Now set in a given position, he has been able to establish himself as one of the world's leading left-backs. Even Bayern Munich's president Uli Hoeness (via Marca), when asked which Real Madrid and Barca players would get into Bayern's side, answered "Iniesta, Alba..."

But it was as he energetically burst forward in the 94th minute of the Champions League tie against Milan that we really saw how Alba has progressed since returning to Catalonia.

As Michael Cox so eloquently put it in the Guardian, "it wasn't because Alba didn't stop running—it was because he knew when to start running."

That is definitely the key point here. Against the Italians, Barca went with a back-three for certain periods of the game, with Alves pushing forward as a right winger and Alba tucking in alongside Javier Mascherano and Gerard Pique, remaining true to his manager's instructions.

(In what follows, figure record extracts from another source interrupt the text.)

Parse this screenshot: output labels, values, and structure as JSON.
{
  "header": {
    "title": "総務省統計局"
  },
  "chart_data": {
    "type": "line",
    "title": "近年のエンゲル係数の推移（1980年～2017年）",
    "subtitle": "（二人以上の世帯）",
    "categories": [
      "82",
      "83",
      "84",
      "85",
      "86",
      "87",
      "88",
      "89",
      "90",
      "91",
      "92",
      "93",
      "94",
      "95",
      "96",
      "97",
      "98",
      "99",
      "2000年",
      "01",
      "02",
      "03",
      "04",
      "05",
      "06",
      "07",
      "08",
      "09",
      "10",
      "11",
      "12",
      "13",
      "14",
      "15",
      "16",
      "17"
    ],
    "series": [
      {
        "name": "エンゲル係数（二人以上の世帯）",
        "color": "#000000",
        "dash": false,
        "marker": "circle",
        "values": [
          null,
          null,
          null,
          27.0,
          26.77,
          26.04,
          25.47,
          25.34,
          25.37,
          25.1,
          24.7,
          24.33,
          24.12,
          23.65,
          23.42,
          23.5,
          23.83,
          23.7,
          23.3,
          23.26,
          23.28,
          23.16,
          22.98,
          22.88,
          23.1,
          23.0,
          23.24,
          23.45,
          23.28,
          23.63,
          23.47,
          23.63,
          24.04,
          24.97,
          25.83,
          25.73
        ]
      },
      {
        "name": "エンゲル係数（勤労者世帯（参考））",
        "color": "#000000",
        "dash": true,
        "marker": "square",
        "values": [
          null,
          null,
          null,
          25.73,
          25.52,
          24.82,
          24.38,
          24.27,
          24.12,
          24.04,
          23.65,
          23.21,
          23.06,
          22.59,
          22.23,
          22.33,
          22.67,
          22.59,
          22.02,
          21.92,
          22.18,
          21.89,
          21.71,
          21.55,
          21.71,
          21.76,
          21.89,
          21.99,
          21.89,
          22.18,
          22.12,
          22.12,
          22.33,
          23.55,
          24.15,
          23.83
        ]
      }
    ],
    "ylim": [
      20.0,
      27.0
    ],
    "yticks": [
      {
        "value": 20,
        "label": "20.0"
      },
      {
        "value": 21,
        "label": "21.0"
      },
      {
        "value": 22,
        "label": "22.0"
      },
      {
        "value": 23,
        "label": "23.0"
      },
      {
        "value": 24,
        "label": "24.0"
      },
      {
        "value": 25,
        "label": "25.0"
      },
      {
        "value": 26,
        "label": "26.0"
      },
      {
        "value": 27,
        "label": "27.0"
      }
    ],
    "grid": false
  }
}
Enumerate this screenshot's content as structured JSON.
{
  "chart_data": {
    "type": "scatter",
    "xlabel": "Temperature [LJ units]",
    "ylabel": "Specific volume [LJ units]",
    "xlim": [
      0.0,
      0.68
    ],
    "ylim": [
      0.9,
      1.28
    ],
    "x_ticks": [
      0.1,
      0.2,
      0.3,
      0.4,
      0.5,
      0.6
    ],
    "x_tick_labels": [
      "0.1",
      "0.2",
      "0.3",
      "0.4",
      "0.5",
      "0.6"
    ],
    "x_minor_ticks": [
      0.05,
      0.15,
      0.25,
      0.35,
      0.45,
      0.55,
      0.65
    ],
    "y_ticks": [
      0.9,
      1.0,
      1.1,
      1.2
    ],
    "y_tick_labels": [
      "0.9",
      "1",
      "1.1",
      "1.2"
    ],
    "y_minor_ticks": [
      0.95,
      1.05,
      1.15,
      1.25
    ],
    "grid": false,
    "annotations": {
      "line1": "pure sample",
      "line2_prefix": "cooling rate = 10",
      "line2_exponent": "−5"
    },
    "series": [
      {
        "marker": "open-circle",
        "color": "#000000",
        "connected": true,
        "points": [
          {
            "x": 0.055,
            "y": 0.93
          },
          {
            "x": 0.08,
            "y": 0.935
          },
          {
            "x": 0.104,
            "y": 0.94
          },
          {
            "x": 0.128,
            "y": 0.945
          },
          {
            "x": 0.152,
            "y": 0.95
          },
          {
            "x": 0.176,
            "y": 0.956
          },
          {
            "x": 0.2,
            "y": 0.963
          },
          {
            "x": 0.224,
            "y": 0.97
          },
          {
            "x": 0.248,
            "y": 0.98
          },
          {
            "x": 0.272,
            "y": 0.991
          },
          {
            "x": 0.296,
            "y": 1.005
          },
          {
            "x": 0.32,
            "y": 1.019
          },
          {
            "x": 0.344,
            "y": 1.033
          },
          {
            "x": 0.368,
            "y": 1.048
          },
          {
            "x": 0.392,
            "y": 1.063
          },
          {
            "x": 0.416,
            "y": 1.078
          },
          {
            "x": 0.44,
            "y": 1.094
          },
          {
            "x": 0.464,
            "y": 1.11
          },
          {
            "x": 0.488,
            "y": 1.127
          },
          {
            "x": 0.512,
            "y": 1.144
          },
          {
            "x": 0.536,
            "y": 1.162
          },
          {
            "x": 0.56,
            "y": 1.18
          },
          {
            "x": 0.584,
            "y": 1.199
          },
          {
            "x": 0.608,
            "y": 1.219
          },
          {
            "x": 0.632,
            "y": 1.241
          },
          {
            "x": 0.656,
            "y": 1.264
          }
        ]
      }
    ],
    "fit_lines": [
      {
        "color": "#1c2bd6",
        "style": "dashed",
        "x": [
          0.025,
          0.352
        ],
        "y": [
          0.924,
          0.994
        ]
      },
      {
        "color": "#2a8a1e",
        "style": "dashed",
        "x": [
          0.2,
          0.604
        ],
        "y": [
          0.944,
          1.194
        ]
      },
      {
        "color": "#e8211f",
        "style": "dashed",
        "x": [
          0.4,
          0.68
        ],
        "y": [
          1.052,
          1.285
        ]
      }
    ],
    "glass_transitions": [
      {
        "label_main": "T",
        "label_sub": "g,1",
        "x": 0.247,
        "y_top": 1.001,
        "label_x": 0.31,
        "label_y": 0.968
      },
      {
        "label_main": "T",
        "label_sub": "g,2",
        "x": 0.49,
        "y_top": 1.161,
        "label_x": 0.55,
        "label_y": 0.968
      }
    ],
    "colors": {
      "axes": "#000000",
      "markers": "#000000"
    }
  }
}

It was the perfect answer to all the questions that had rightfully been posed which pondered whether La Blaugrana could always afford to implement two such attack-minded full-backs.

If Alba's fantastic 82nd-minute challenge to deny Robinho didn't prove that he could be both disciplined and good defensively, then UEFA's average position diagrams certainly show how well he remained on task throughout the 90 minutes.

After seven years away from Barcelona, Alba has returned and proved that the club were wrong to ever let him go. Now, when questioned defensively, his most recent progress is beginning to prove any doubters of that side of his game wrong too.